Here’s how a scandal works in 21st-century America. First, a series of women came forward to say that senate candidate and hairless southern cowboy Roy Moore tried to mess with them when they were teenagers. Then Sean Hannity said they were probably in it for the money, or Democrats. Then Keurig, maker of coffee machines for Air BnBs, stoped advertising on Hannity. This led certain conservatives to boycott Keurig, or do whatever the version of a boycott is where you have already bought the product and simply destroy it.

This is like when Martin Luther King bought thousands of Montgomery city bus passes and then burned them to protest racism. All funning aside, though, it’s a classic example of backlash to backlash. Hannity the conservative icon said something most people found disagreeable; a brand punished him for it, and that brand became an icon of people who find conservatism disagreeable. Enter the iconoclasts, because if contemporary conservatism is about anything, it’s about gleefully defying people who disagree with conservatism.

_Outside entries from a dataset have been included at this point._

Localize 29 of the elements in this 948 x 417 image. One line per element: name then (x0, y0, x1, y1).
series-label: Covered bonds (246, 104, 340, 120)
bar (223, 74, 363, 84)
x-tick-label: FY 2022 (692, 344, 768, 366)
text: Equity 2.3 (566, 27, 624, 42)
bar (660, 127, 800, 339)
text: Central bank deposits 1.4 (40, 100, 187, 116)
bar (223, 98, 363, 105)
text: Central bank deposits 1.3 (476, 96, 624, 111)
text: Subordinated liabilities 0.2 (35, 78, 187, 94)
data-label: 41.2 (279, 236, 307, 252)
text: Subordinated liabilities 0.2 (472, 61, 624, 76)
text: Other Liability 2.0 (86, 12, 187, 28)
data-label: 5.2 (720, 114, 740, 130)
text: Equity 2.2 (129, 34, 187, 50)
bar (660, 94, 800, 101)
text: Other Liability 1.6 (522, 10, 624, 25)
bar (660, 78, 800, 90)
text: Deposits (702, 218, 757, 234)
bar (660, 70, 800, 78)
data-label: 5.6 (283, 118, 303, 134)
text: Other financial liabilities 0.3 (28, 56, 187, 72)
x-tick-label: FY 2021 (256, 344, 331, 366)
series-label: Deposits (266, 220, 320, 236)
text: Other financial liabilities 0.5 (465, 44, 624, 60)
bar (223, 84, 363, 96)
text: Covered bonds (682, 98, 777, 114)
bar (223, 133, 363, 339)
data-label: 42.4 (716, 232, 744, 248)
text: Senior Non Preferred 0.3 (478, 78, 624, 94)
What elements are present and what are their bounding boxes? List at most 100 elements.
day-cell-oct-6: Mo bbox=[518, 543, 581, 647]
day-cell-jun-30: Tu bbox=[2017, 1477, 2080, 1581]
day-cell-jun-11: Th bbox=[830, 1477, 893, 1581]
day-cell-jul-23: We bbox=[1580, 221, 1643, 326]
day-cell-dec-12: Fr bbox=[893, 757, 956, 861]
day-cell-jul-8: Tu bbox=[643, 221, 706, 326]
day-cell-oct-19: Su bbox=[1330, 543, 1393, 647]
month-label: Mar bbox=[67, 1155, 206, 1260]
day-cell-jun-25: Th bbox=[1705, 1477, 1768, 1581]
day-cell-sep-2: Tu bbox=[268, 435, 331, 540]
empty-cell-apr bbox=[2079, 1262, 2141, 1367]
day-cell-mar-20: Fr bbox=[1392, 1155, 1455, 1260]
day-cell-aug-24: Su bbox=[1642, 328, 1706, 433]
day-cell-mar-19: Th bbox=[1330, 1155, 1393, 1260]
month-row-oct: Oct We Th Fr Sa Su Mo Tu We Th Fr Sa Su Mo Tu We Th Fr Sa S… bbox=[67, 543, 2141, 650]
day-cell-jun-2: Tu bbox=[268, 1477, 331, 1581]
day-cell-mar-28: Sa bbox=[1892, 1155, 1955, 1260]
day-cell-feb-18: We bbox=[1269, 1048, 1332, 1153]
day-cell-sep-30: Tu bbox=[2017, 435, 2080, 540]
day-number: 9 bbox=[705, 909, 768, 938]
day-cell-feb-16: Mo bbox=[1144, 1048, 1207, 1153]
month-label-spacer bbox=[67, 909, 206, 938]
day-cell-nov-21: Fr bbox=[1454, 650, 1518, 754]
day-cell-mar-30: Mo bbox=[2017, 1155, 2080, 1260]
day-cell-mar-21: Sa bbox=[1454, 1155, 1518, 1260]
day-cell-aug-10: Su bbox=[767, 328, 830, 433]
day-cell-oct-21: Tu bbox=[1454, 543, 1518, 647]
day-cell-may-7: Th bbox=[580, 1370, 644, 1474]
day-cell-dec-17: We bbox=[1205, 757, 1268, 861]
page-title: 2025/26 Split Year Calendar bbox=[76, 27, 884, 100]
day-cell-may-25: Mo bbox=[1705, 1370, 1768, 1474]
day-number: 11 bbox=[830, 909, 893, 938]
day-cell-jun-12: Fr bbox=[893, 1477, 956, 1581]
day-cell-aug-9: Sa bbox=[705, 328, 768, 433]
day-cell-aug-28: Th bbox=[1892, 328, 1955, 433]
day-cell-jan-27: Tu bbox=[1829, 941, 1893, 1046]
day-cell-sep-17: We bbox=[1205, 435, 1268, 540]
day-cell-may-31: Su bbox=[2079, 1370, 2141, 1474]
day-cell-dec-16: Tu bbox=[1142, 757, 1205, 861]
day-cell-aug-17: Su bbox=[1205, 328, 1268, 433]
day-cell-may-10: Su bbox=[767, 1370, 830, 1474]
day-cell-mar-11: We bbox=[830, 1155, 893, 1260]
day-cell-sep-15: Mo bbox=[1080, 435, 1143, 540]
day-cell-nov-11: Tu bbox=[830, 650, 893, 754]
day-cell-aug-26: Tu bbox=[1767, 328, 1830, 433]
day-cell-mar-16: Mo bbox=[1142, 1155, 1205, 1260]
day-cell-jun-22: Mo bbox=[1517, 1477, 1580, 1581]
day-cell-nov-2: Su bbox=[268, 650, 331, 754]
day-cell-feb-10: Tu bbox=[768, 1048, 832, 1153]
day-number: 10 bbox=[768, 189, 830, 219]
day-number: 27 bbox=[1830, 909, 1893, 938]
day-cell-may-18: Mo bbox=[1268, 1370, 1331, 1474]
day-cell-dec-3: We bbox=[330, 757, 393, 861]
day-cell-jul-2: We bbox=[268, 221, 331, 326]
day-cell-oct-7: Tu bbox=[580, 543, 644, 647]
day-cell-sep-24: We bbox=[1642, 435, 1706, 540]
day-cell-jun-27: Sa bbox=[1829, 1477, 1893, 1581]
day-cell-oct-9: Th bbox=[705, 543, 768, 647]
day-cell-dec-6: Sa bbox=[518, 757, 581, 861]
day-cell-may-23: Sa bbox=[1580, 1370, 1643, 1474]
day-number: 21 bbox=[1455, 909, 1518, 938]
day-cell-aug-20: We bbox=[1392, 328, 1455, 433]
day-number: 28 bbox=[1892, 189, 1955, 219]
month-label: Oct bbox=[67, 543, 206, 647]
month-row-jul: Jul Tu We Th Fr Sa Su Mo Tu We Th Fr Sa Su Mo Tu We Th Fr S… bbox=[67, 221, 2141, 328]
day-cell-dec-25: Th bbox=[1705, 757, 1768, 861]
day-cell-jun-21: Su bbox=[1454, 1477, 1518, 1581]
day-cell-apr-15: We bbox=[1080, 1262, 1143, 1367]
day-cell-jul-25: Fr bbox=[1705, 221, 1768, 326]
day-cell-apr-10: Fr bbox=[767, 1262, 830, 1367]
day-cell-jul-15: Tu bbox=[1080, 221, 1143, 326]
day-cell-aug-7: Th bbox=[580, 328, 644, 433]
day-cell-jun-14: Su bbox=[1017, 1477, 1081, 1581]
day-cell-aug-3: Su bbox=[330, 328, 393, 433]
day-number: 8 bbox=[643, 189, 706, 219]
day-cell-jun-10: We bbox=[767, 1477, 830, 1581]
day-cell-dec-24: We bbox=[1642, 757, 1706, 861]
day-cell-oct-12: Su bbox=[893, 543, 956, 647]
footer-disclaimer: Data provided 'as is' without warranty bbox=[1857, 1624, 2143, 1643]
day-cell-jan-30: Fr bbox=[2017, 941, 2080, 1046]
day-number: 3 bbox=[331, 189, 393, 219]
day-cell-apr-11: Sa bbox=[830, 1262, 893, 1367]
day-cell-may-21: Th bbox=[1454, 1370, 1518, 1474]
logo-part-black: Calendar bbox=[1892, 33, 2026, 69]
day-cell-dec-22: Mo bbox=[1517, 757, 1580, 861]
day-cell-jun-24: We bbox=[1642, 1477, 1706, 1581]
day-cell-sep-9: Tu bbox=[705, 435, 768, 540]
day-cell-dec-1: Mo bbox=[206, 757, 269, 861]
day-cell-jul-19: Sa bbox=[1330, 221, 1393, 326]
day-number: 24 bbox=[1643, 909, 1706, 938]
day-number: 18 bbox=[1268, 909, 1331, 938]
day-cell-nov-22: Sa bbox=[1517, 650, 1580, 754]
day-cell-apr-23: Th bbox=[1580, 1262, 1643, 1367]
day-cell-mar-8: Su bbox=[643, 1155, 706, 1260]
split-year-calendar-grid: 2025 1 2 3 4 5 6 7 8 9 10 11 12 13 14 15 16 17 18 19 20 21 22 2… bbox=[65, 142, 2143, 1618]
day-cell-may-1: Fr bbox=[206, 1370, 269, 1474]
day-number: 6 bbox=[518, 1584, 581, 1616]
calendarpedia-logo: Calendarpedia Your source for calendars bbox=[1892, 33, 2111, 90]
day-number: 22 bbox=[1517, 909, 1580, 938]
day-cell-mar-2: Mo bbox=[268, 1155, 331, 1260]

Maybe that’s why this video of a man throwing a Keurig off a balcony is packaged the way it is. “Liberals are offended by this video of a Keurig being thrown off a building,” young Colin Rugg says. “Please retweet to offend a liberal.” I question how many liberals would describe this video of a man dropping his coffee machine of a balcony as “offensive.” I’m no scientific pollster, but I think you’d get “baffling” and “badass” first. Rugg is sure these liberals have followed the Moore/Hannity/Keurig news as closely as he has, though, and this video has them twitching. He includes “politically incorrect” in his Twitter bio, so the idea that liberals are scandalized by what he does seems like an important component in his sense of himself.

That’s the thing about conservatism today: it feels so self-conscious. Maybe that’s just because we see it through the lens of social media, where everyone performs themselves. Yet lifestyle conservatives consciously identify with particular signifiers—guns, trucks, uniformed service, that goddamned frog—in ways that lifestyle liberals do not. Liberals may be known for their organic diets, effete childrearing, and fuel-efficeint cars, but that’s not how they think of themselves. These signifiers are ascribed to them from outside—not embraced as public expressions of their liberality, as things they do to drive the conservatives nuts. I guess what I’m saying is that liberals don’t have a persecution complex.

Maybe they do, and I don’t see it because their politics is closer to mine. But when was the last time you saw liberals defying conservatism by smashing things? They burned one limo in Washington, and they’re still fretting about it. I don’t see the analog to Keurig-destruction videos on the left. Maybe liberals aren’t doing that because they’re winning, and they feel no need to perform their defiance. Or maybe there’s something antisocial about contemporary conservatism.